You then need to add the InnerEye code as a git submodule, in folder innereye-deeplearning:

git submodule add https://github.com/microsoft/InnerEye-DeepLearning innereye-deeplearning

Then configure your Python IDE to consume both your repository root and the innereye-deeplearning subfolder as inputs. In Pycharm, you would do that by going to Settings/Project Structure. Mark your repository root as "Source", and innereye-deeplearning as well.

Example commandline runner that uses the InnerEye runner (called myrunner.py above):

import sys
from pathlib import Path


# This file here mimics how the InnerEye code would be used as a git submodule. 

# Ensure that this path correctly points to the root folder of your repository.
repository_root = Path(__file__).absolute()


def add_package_to_sys_path_if_needed() -> None:
    """
    Checks if the Python paths in sys.path already contain the /innereye-deeplearning folder. If not, add it.
    """
    is_package_in_path = False
    innereye_submodule_folder = repository_root / "innereye-deeplearning"
    for path_str in sys.path:
        path = Path(path_str)
        if path == innereye_submodule_folder:
            is_package_in_path = True
            break
    if not is_package_in_path:
        print(f"Adding {innereye_submodule_folder} to sys.path")
        sys.path.append(str(innereye_submodule_folder))


def main() -> None:
    try:
        from InnerEye import ML  # noqa: 411
    except:
        add_package_to_sys_path_if_needed()

    from InnerEye.ML import runner
    print(f"Repository root: {repository_root}")
    # Check here that yaml_config_file correctly points to your settings file
    runner.run(project_root=repository_root,
               yaml_config_file=Path("settings.yml"),
               post_cross_validation_hook=None)


if __name__ == '__main__':
    main()

Adding new models

  1. Set up a directory outside of InnerEye to holds your configs.
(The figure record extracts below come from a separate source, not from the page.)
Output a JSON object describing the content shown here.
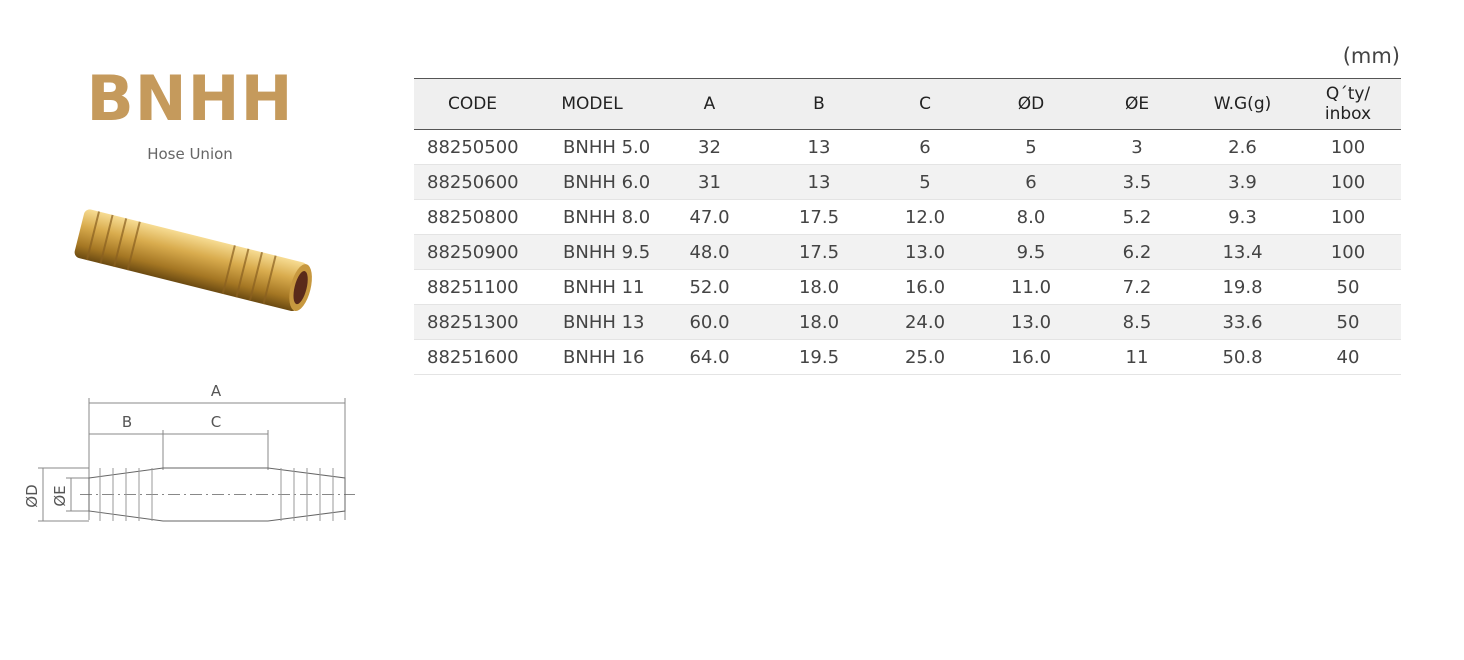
{
  "product": {
    "title": "BNHH",
    "subtitle": "Hose Union"
  },
  "drawing": {
    "a": "A",
    "b": "B",
    "c": "C",
    "d": "ØD",
    "e": "ØE"
  },
  "table": {
    "unit": "(mm)",
    "headers": [
      "CODE",
      "MODEL",
      "A",
      "B",
      "C",
      "ØD",
      "ØE",
      "W.G(g)",
      "Q´ty/\ninbox"
    ],
    "rows": [
      [
        "88250500",
        "BNHH 5.0",
        "32",
        "13",
        "6",
        "5",
        "3",
        "2.6",
        "100"
      ],
      [
        "88250600",
        "BNHH 6.0",
        "31",
        "13",
        "5",
        "6",
        "3.5",
        "3.9",
        "100"
      ],
      [
        "88250800",
        "BNHH 8.0",
        "47.0",
        "17.5",
        "12.0",
        "8.0",
        "5.2",
        "9.3",
        "100"
      ],
      [
        "88250900",
        "BNHH 9.5",
        "48.0",
        "17.5",
        "13.0",
        "9.5",
        "6.2",
        "13.4",
        "100"
      ],
      [
        "88251100",
        "BNHH 11",
        "52.0",
        "18.0",
        "16.0",
        "11.0",
        "7.2",
        "19.8",
        "50"
      ],
      [
        "88251300",
        "BNHH 13",
        "60.0",
        "18.0",
        "24.0",
        "13.0",
        "8.5",
        "33.6",
        "50"
      ],
      [
        "88251600",
        "BNHH 16",
        "64.0",
        "19.5",
        "25.0",
        "16.0",
        "11",
        "50.8",
        "40"
      ]
    ]
  }
}
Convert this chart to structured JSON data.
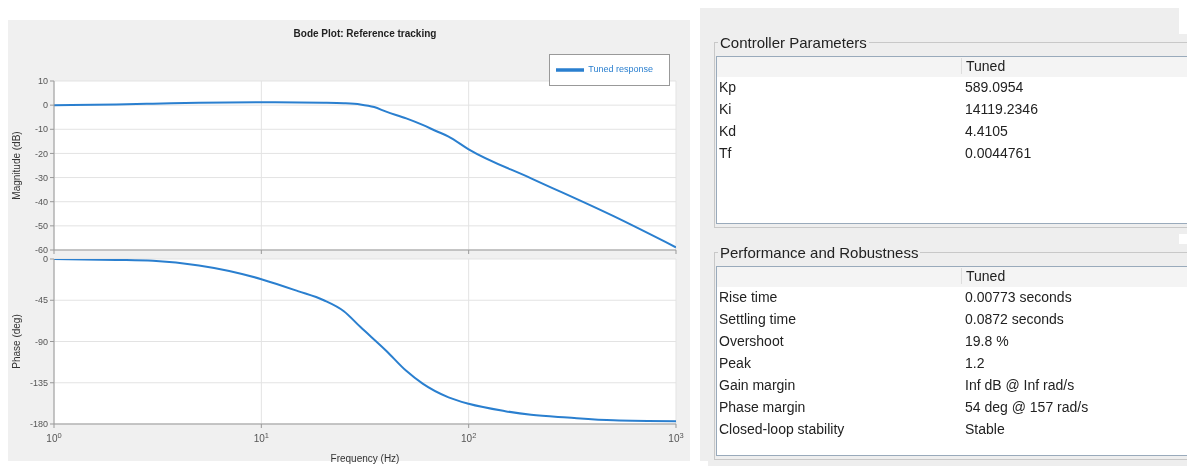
{
  "chart_data": [
    {
      "type": "line",
      "title": "Bode Plot: Reference tracking",
      "ylabel": "Magnitude (dB)",
      "log": "x",
      "grid": true,
      "legend": "top right",
      "tick_labels": "y",
      "x": [
        1,
        2,
        3,
        5,
        10,
        20,
        25,
        30,
        35,
        40,
        50,
        60,
        70,
        80,
        100,
        200,
        500,
        1000
      ],
      "series": [
        {
          "name": "Tuned response",
          "color": "#2a7fcf",
          "values": [
            0,
            0.3,
            0.6,
            1.0,
            1.2,
            1.0,
            0.8,
            0.3,
            -0.8,
            -2.7,
            -5.5,
            -8.2,
            -10.8,
            -13,
            -18.3,
            -30.3,
            -46,
            -58.9
          ]
        }
      ],
      "xlim": [
        1,
        1000
      ],
      "xticks": [
        1,
        10,
        100,
        1000
      ],
      "ylim": [
        -60,
        10
      ],
      "yticks": [
        -60,
        -50,
        -40,
        -30,
        -20,
        -10,
        0,
        10
      ]
    },
    {
      "type": "line",
      "xlabel": "Frequency  (Hz)",
      "ylabel": "Phase (deg)",
      "log": "x",
      "grid": true,
      "x": [
        1,
        2,
        3,
        5,
        7,
        10,
        15,
        20,
        25,
        30,
        40,
        50,
        60,
        80,
        100,
        150,
        200,
        300,
        500,
        1000
      ],
      "series": [
        {
          "color": "#2a7fcf",
          "values": [
            0,
            -1,
            -2,
            -7,
            -13,
            -22,
            -35,
            -45,
            -57,
            -74,
            -100,
            -122,
            -136,
            -151,
            -158,
            -166,
            -170,
            -173,
            -176,
            -177
          ]
        }
      ],
      "xlim": [
        1,
        1000
      ],
      "xticks": [
        {
          "value": 1,
          "label": "10$^{0}$"
        },
        {
          "value": 10,
          "label": "10$^{1}$"
        },
        {
          "value": 100,
          "label": "10$^{2}$"
        },
        {
          "value": 1000,
          "label": "10$^{3}$"
        }
      ],
      "ylim": [
        -180,
        0
      ],
      "yticks": [
        -180,
        -135,
        -90,
        -45,
        0
      ]
    },
    {
      "type": "other",
      "title": "Controller Parameters",
      "annotations": [
        "Tuned",
        "Kp",
        "589.0954",
        "Ki",
        "14119.2346",
        "Kd",
        "4.4105",
        "Tf",
        "0.0044761"
      ]
    },
    {
      "type": "other",
      "title": "Performance and Robustness",
      "annotations": [
        "Tuned",
        "Rise time",
        "0.00773 seconds",
        "Settling time",
        "0.0872 seconds",
        "Overshoot",
        "19.8 %",
        "Peak",
        "1.2",
        "Gain margin",
        "Inf dB @ Inf rad/s",
        "Phase margin",
        "54 deg @ 157 rad/s",
        "Closed-loop stability",
        "Stable"
      ]
    }
  ]
}
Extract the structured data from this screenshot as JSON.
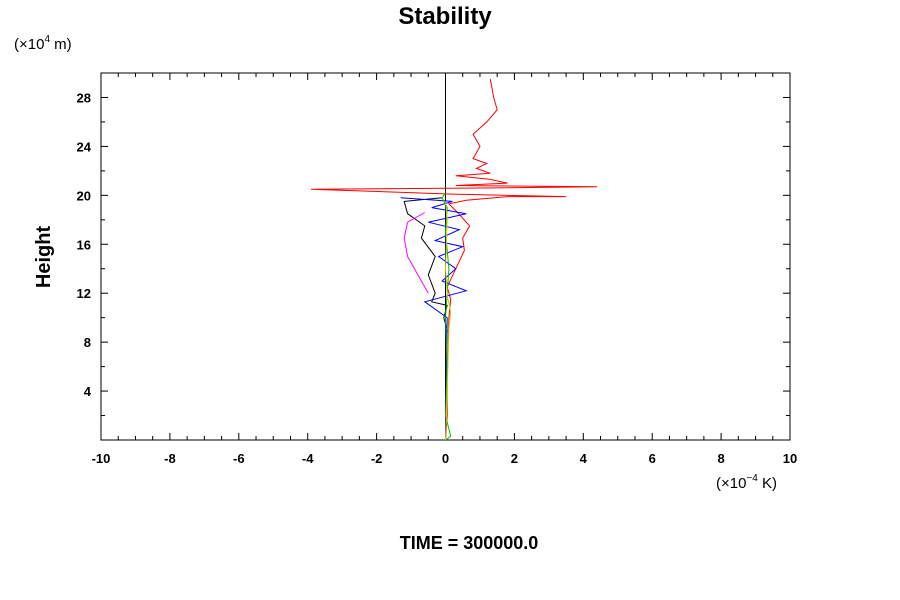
{
  "chart_data": {
    "type": "line",
    "title": "Stability",
    "ylabel": "Height",
    "xlabel": "",
    "y_unit_prefix": "(×10",
    "y_unit_exp": "4",
    "y_unit_suffix": " m)",
    "x_unit_prefix": "(×10",
    "x_unit_exp": "−4",
    "x_unit_suffix": " K)",
    "xlim": [
      -10,
      10
    ],
    "ylim": [
      0,
      30
    ],
    "x_ticks": [
      -10,
      -8,
      -6,
      -4,
      -2,
      0,
      2,
      4,
      6,
      8,
      10
    ],
    "x_tick_labels": [
      "-10",
      "-8",
      "-6",
      "-4",
      "-2",
      "0",
      "2",
      "4",
      "6",
      "8",
      "10"
    ],
    "y_ticks": [
      4,
      8,
      12,
      16,
      20,
      24,
      28
    ],
    "y_tick_labels": [
      "4",
      "8",
      "12",
      "16",
      "20",
      "24",
      "28"
    ],
    "grid": false,
    "zero_line_x": 0,
    "footer": "TIME = 300000.0",
    "series": [
      {
        "color": "#ff0000",
        "points": [
          [
            0.0,
            0
          ],
          [
            0.05,
            2
          ],
          [
            0.05,
            5
          ],
          [
            0.08,
            8
          ],
          [
            0.1,
            10
          ],
          [
            0.15,
            11.5
          ],
          [
            0.05,
            12.5
          ],
          [
            0.3,
            14
          ],
          [
            0.55,
            15.5
          ],
          [
            0.5,
            16.5
          ],
          [
            0.7,
            17.5
          ],
          [
            0.35,
            18.6
          ],
          [
            0.1,
            19.3
          ],
          [
            0.6,
            19.6
          ],
          [
            1.8,
            19.9
          ],
          [
            3.5,
            19.9
          ],
          [
            0.2,
            20.1
          ],
          [
            -3.9,
            20.5
          ],
          [
            1.0,
            20.6
          ],
          [
            4.4,
            20.7
          ],
          [
            0.3,
            20.8
          ],
          [
            1.8,
            21.0
          ],
          [
            1.3,
            21.3
          ],
          [
            0.3,
            21.6
          ],
          [
            1.3,
            21.8
          ],
          [
            0.9,
            22.2
          ],
          [
            1.2,
            22.6
          ],
          [
            0.8,
            23.0
          ],
          [
            1.0,
            24.0
          ],
          [
            0.8,
            25.0
          ],
          [
            1.2,
            26.0
          ],
          [
            1.5,
            27.0
          ],
          [
            1.4,
            28.0
          ],
          [
            1.3,
            29.5
          ]
        ]
      },
      {
        "color": "#000000",
        "points": [
          [
            0.0,
            0
          ],
          [
            0.02,
            3
          ],
          [
            0.0,
            6
          ],
          [
            0.05,
            9
          ],
          [
            -0.05,
            10
          ],
          [
            0.05,
            11
          ],
          [
            -0.4,
            11.3
          ],
          [
            -0.3,
            12.0
          ],
          [
            -0.5,
            13.5
          ],
          [
            -0.3,
            15.0
          ],
          [
            -0.7,
            16.5
          ],
          [
            -0.6,
            17.5
          ],
          [
            -1.1,
            18.5
          ],
          [
            -1.2,
            19.5
          ],
          [
            -0.1,
            19.8
          ]
        ]
      },
      {
        "color": "#0000ff",
        "points": [
          [
            0.0,
            0
          ],
          [
            0.02,
            5
          ],
          [
            0.05,
            10
          ],
          [
            -0.6,
            11.3
          ],
          [
            0.6,
            12.2
          ],
          [
            -0.1,
            13.0
          ],
          [
            0.3,
            14.0
          ],
          [
            -0.2,
            15.0
          ],
          [
            0.5,
            15.8
          ],
          [
            -0.3,
            16.3
          ],
          [
            0.4,
            17.2
          ],
          [
            -0.5,
            17.8
          ],
          [
            0.6,
            18.5
          ],
          [
            -0.4,
            19.0
          ],
          [
            0.2,
            19.5
          ],
          [
            -1.3,
            19.8
          ]
        ]
      },
      {
        "color": "#ff00ff",
        "points": [
          [
            -0.5,
            12.0
          ],
          [
            -0.8,
            13.5
          ],
          [
            -1.1,
            15.0
          ],
          [
            -1.2,
            16.5
          ],
          [
            -1.1,
            17.8
          ],
          [
            -0.6,
            18.6
          ]
        ]
      },
      {
        "color": "#00c000",
        "points": [
          [
            0.0,
            0
          ],
          [
            0.15,
            0.3
          ],
          [
            0.0,
            2
          ],
          [
            0.05,
            6
          ],
          [
            0.0,
            10
          ],
          [
            0.1,
            14
          ],
          [
            0.0,
            17
          ],
          [
            0.05,
            19
          ],
          [
            -0.1,
            19.8
          ],
          [
            0.0,
            20.2
          ]
        ]
      },
      {
        "color": "#d8c800",
        "points": [
          [
            0.0,
            0
          ],
          [
            0.05,
            4
          ],
          [
            0.1,
            9
          ],
          [
            0.15,
            10.5
          ],
          [
            0.05,
            11.8
          ],
          [
            0.0,
            14
          ],
          [
            0.05,
            18
          ],
          [
            0.0,
            19.5
          ]
        ]
      }
    ]
  }
}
In your repository root, you could have a folder InnerEyeLocal, parallel to the InnerEye submodule, alongside settings.yml and myrunner.py.

The example below creates a new flavour of the Glaucoma model in InnerEye/ML/configs/classification/GlaucomaPublic. All that needs to be done is change the dataset. We will do this by subclassing GlaucomaPublic in a new config stored in InnerEyeLocal/configs

  1. Create folder InnerEyeLocal/configs
  2. Create a config file InnerEyeLocal/configs/GlaucomaPublicExt.py which extends the GlaucomaPublic class like this:
from InnerEye.ML.configs.classification.GlaucomaPublic import GlaucomaPublic

class MyGlaucomaModel(GlaucomaPublic):
    def __init__(self) -> None:
        super().__init__()
        self.azure_dataset_id="name_of_your_dataset_on_azure"
  1. In settings.yml, set model_configs_namespace to InnerEyeLocal.configs so this config
    is found by the runner. Set extra_code_directory to InnerEyeLocal.

Start Training

Run the following to start a job on AzureML:

python myrunner.py --azureml --model=MyGlaucomaModel

See Model Training for details on training outputs, resuming training, testing models and model ensembles.